Bone density is the single biggest predictor of how well and how quickly a vertebral fracture heals. People with low bone mineral density, the hallmark of osteoporosis, face a significantly higher risk of delayed union, meaning the bone takes longer than expected to knit back together. An internal gap or fluid-filled space within the vertebra (called an intravertebral cleft) also independently predicts slower healing, as does the degree to which the vertebra was compressed.

Beyond bone density, several everyday factors influence the timeline. Smoking restricts blood flow to healing bone. Vitamin D and calcium deficiencies deprive the body of raw materials for bone repair. Prolonged use of corticosteroids weakens bone formation. If you’ve been diagnosed with a vertebral fracture and have any of these risk factors, addressing them directly can make a real difference in recovery speed.

Risk of a Second Fracture

If your fracture was caused by osteoporosis, protecting against a second fracture is just as important as healing the first one. Having one vertebral compression fracture increases your risk of another substantially, and the highest-risk period is the first year. Population data from large European cohorts show that clinical spine fracture rates remain elevated in the 12 months following an initial osteoporotic fracture.

This is why treatment for the underlying bone loss, not just the fracture itself, matters so much. Bone-strengthening medications, calcium, vitamin D, and weight-bearing exercise all reduce the chance of a repeat fracture. If your doctor hasn’t discussed osteoporosis treatment after a vertebral fracture, it’s worth raising.

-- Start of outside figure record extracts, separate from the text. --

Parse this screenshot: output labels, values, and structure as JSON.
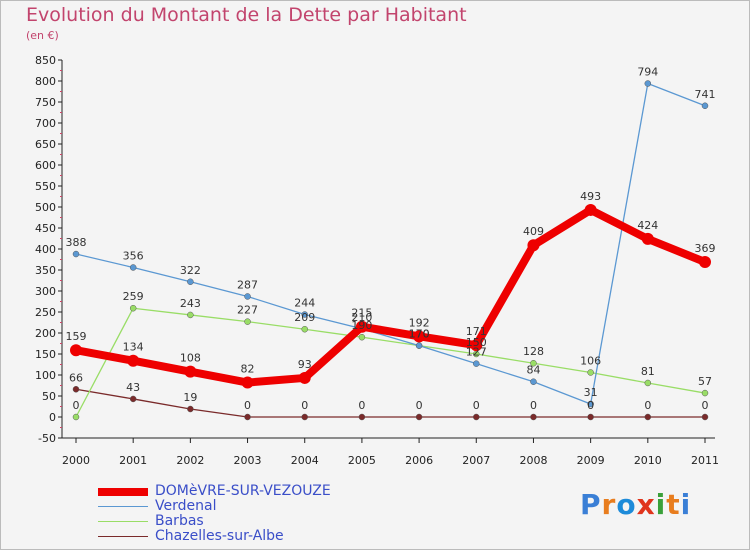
{
  "header": {
    "title": "Evolution du Montant de la Dette par Habitant",
    "subtitle": "(en €)"
  },
  "brand": {
    "text": "Proxiti",
    "colors": [
      "#3a7fd6",
      "#e87d1e",
      "#1d8bd9",
      "#e0341c",
      "#3aa03a",
      "#e87d1e",
      "#3a7fd6"
    ]
  },
  "chart_data": {
    "type": "line",
    "title": "Evolution du Montant de la Dette par Habitant",
    "subtitle": "(en €)",
    "xlabel": "",
    "ylabel": "",
    "x": [
      "2000",
      "2001",
      "2002",
      "2003",
      "2004",
      "2005",
      "2006",
      "2007",
      "2008",
      "2009",
      "2010",
      "2011"
    ],
    "ylim": [
      -50,
      850
    ],
    "yticks": [
      -50,
      0,
      50,
      100,
      150,
      200,
      250,
      300,
      350,
      400,
      450,
      500,
      550,
      600,
      650,
      700,
      750,
      800,
      850
    ],
    "grid": false,
    "legend": "bottom-left",
    "series": [
      {
        "name": "DOMèVRE-SUR-VEZOUZE",
        "color": "#ee0000",
        "values": [
          159,
          134,
          108,
          82,
          93,
          215,
          192,
          171,
          409,
          493,
          424,
          369
        ],
        "labels": [
          "159",
          "134",
          "108",
          "82",
          "93",
          "215",
          "192",
          "171",
          "409",
          "493",
          "424",
          "369"
        ]
      },
      {
        "name": "Verdenal",
        "color": "#5b98d2",
        "values": [
          388,
          356,
          322,
          287,
          244,
          210,
          170,
          127,
          84,
          31,
          794,
          741
        ],
        "labels": [
          "388",
          "356",
          "322",
          "287",
          "244",
          "210",
          "170",
          "127",
          "84",
          "31",
          "794",
          "741"
        ]
      },
      {
        "name": "Barbas",
        "color": "#99dd66",
        "values": [
          0,
          259,
          243,
          227,
          209,
          190,
          170,
          150,
          128,
          106,
          81,
          57
        ],
        "labels": [
          "0",
          "259",
          "243",
          "227",
          "209",
          "190",
          "170",
          "150",
          "128",
          "106",
          "81",
          "57"
        ]
      },
      {
        "name": "Chazelles-sur-Albe",
        "color": "#7a2a2a",
        "values": [
          66,
          43,
          19,
          0,
          0,
          0,
          0,
          0,
          0,
          0,
          0,
          0
        ],
        "labels": [
          "66",
          "43",
          "19",
          "0",
          "0",
          "0",
          "0",
          "0",
          "0",
          "0",
          "0",
          "0"
        ]
      }
    ]
  }
}
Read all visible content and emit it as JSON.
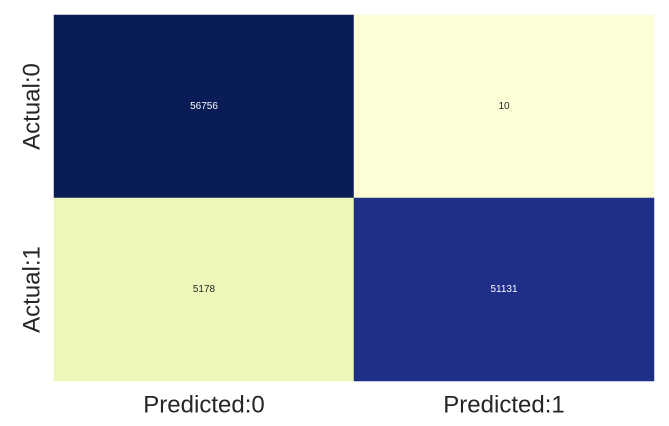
{
  "chart_data": {
    "type": "heatmap",
    "title": "",
    "xlabel": "",
    "ylabel": "",
    "x_tick_labels": [
      "Predicted:0",
      "Predicted:1"
    ],
    "y_tick_labels": [
      "Actual:0",
      "Actual:1"
    ],
    "values": [
      [
        56756,
        10
      ],
      [
        5178,
        51131
      ]
    ],
    "cell_labels": [
      [
        "56756",
        "10"
      ],
      [
        "5178",
        "51131"
      ]
    ],
    "cell_colors": [
      [
        "#0a1c56",
        "#fefed6"
      ],
      [
        "#edf7b9",
        "#1f2e87"
      ]
    ],
    "cell_text_colors": [
      [
        "#ffffff",
        "#262626"
      ],
      [
        "#262626",
        "#ffffff"
      ]
    ],
    "colormap": "YlGnBu",
    "colorbar": false,
    "grid": false
  }
}
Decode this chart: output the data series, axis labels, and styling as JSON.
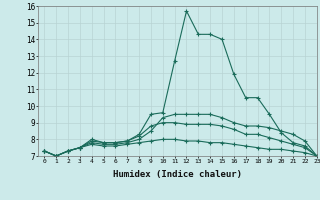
{
  "title": "",
  "xlabel": "Humidex (Indice chaleur)",
  "ylabel": "",
  "xlim": [
    -0.5,
    23
  ],
  "ylim": [
    7,
    16
  ],
  "xticks": [
    0,
    1,
    2,
    3,
    4,
    5,
    6,
    7,
    8,
    9,
    10,
    11,
    12,
    13,
    14,
    15,
    16,
    17,
    18,
    19,
    20,
    21,
    22,
    23
  ],
  "yticks": [
    7,
    8,
    9,
    10,
    11,
    12,
    13,
    14,
    15,
    16
  ],
  "bg_color": "#cceaea",
  "grid_color": "#b8d4d4",
  "line_color": "#1a6b5a",
  "lines": [
    [
      7.3,
      7.0,
      7.3,
      7.5,
      8.0,
      7.8,
      7.8,
      7.9,
      8.3,
      9.5,
      9.6,
      12.7,
      15.7,
      14.3,
      14.3,
      14.0,
      11.9,
      10.5,
      10.5,
      9.5,
      8.4,
      7.8,
      7.6,
      7.0
    ],
    [
      7.3,
      7.0,
      7.3,
      7.5,
      7.8,
      7.7,
      7.7,
      7.8,
      8.0,
      8.5,
      9.3,
      9.5,
      9.5,
      9.5,
      9.5,
      9.3,
      9.0,
      8.8,
      8.8,
      8.7,
      8.5,
      8.3,
      7.9,
      7.0
    ],
    [
      7.3,
      7.0,
      7.3,
      7.5,
      7.7,
      7.6,
      7.6,
      7.7,
      7.8,
      7.9,
      8.0,
      8.0,
      7.9,
      7.9,
      7.8,
      7.8,
      7.7,
      7.6,
      7.5,
      7.4,
      7.4,
      7.3,
      7.2,
      7.0
    ],
    [
      7.3,
      7.0,
      7.3,
      7.5,
      7.9,
      7.8,
      7.8,
      7.9,
      8.2,
      8.8,
      9.0,
      9.0,
      8.9,
      8.9,
      8.9,
      8.8,
      8.6,
      8.3,
      8.3,
      8.1,
      7.9,
      7.7,
      7.5,
      7.0
    ]
  ]
}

Returning to Work and Normal Life

A large retrospective study of patients with traumatic spinal fractures found that about 79% returned to work, with an average time of roughly 7 months. That number includes a wide range of fracture severity, from simple compression fractures to more complex injuries. For a straightforward compression fracture managed conservatively, many people with desk jobs can return within 6 to 8 weeks, while physically demanding work takes considerably longer.

The overall arc looks like this: the worst pain fades within 4 to 6 weeks, bracing comes off around 8 to 12 weeks, and most people feel close to their new normal by 3 months. Full bone remodeling wraps up between 4 and 6 months. For the majority of people, a fractured vertebra is a painful but temporary setback rather than a permanent limitation.